There’s lots of interesting news on smaller company developments today, but I want to take a step back from some of those to write about a much bigger development that will probably get much less attention, namely a massive new memory chip being built by Samsung (Seoul: 005930) in the interior city of Xi’an. This plant, which was first announced in April, will manufacture NAND memory chips used in smartphones and USB computer memory drives. The plant is in the news once again because construction has just officially begun in Xi’an, with top officials from Samsung, South Korea and Shaanxi province all in attendance at a ground-breaking event. (company announcement)

The reason for all the attention is the sheer size of this mega-plant, with initial investment pegged at $2.3 billion and total investment set to reach $7 billion when construction is complete. The plant is only Samsung’s second memory facility outside Korea, complementing an existing chip plant in the US city of Austin, Texas.
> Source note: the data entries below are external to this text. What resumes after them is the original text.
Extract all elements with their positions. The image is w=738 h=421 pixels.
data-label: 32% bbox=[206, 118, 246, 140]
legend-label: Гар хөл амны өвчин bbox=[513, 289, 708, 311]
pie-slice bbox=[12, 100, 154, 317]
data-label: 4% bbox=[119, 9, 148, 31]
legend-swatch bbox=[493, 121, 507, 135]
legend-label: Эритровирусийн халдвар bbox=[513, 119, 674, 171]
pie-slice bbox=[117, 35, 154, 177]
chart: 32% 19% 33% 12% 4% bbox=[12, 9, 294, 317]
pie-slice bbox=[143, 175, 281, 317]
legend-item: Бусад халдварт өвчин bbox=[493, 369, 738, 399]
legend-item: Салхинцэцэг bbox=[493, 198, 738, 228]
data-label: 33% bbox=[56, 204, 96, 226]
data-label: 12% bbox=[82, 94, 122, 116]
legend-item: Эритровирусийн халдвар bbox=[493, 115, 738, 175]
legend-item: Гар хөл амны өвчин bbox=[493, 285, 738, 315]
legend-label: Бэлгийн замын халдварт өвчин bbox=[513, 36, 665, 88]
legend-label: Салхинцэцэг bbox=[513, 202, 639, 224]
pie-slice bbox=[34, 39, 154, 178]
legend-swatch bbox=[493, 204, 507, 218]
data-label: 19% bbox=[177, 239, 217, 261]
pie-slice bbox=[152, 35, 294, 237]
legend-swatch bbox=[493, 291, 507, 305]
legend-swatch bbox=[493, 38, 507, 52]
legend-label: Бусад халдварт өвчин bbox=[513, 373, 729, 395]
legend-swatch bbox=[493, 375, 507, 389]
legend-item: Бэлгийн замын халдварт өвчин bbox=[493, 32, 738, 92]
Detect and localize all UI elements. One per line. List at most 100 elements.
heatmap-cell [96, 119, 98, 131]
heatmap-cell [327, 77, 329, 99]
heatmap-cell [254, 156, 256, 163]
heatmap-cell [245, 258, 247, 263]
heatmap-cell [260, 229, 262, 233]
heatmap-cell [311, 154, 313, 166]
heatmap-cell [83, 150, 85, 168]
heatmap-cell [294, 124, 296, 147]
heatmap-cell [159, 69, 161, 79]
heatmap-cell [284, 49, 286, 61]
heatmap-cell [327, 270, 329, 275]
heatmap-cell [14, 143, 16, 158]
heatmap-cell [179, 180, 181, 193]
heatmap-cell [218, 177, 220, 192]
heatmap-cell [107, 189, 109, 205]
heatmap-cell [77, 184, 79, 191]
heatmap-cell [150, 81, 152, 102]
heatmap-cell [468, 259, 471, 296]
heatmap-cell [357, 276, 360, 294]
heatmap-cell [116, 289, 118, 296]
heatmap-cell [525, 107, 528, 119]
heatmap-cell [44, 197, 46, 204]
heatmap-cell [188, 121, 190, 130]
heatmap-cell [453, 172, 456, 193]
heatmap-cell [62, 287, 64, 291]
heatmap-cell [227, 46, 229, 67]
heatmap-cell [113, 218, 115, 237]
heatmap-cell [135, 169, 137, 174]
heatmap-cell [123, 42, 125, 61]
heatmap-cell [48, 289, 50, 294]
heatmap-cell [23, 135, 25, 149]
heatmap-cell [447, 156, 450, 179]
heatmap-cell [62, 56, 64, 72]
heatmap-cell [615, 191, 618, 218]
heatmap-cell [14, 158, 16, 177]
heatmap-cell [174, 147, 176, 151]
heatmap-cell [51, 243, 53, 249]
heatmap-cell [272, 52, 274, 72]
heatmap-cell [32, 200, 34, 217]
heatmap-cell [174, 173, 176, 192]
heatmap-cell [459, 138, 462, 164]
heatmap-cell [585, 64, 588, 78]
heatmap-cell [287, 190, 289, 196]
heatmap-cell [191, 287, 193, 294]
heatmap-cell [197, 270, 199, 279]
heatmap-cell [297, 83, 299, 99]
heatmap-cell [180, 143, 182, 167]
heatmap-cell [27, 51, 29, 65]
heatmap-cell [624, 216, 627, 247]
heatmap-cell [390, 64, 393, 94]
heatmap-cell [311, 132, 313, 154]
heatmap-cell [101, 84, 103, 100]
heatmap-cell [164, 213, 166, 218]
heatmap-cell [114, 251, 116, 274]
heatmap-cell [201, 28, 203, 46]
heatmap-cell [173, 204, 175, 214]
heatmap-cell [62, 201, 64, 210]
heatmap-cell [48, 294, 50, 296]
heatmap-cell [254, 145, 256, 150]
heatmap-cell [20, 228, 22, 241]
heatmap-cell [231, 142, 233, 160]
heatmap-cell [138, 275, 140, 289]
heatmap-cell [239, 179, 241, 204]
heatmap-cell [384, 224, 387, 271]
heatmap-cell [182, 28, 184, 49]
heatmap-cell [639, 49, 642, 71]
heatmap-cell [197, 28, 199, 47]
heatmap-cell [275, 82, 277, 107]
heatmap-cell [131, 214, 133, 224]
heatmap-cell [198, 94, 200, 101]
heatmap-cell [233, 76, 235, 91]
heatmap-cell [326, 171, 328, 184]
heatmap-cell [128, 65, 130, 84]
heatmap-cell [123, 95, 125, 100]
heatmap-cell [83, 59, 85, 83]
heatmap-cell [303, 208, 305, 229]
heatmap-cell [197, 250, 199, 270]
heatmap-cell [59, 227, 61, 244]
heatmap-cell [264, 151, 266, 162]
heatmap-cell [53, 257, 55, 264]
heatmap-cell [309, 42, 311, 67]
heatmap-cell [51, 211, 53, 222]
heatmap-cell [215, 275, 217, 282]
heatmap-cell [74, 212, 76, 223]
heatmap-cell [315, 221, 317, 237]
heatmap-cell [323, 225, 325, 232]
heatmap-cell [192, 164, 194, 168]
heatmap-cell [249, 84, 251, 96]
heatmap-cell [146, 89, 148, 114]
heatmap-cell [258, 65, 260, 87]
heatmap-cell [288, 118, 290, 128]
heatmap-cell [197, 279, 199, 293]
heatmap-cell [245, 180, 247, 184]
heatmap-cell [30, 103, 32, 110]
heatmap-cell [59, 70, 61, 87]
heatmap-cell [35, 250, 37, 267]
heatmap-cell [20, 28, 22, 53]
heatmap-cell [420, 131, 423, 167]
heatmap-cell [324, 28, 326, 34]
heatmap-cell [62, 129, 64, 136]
The investment is also Samsung’s largest ever in interior China.

So, now that I’ve rehashed all of Samsung’s propaganda about why this plant is so important, I’ll give my own assessment of what all of this means. In short, this massive investment is a huge acknowledgement of the importance that the China smartphone and PC markets will play for global product and component manufacturers in the decades ahead.

China passed the US to become the world’s largest PC market several years ago, and there’s every indication that it will eventually become at least 2 to 3 times the size of the US over the next 20 years as more of the nation’s 1.3 billion people can afford computers. That translates to huge sales potential for the NAND memory drives that are increasingly the preferred method for data storage on PCs, both desktop and laptop models and also potentially for tablet PCs in the future.

At the same time, China is also set to pass the US this year to become the world’s largest smartphone market. And like PCs, smartphone sales will probably continue to grow to eventually become 2 to 3 times as big as the US over the next 20 years, as the majority of China’s 1 billion-plus mobile subscribers use their phones for data functions like web surfing and music downloading. Again, anyone who uses a smartphone knows that NAND chips are the preferred form of data storage for these devices.

Samsung’s decision to build the plant in Xi’an also marks a major victory for the city, and more broadly reflects China’s drive to bring more economic development to the country’s less developed interior regions. The comparisons between Austin, home to Samsung’s other overseas chip plant, and Xi’an are interesting and perhaps hint at what the future holds for Xi’an.

Austin is a college town in Texas that has become one of the region’s most dynamic high tech hubs. Xi’an clearly wants to follow that model, with 80 universities and another 100 research institutes in and around the city. Micron Technologies (NYSE: MU), one of Samsung’s top memory rivals, already has its own plant in the city, and just announced a major expansion of the facility last year. (previous post) This new Samsung investment will certainly put Xi’an on the global memory manufacturing map, and we can probably expect to see many more supporting companies setting up shop in the area in the next few years.

Bottom line: Samsung’s $7 billion investment in a memory chip plant in Xi’an testifies both to China’s booming smartphone and PC markets, and to Xi’an’s rise as a high-tech hub.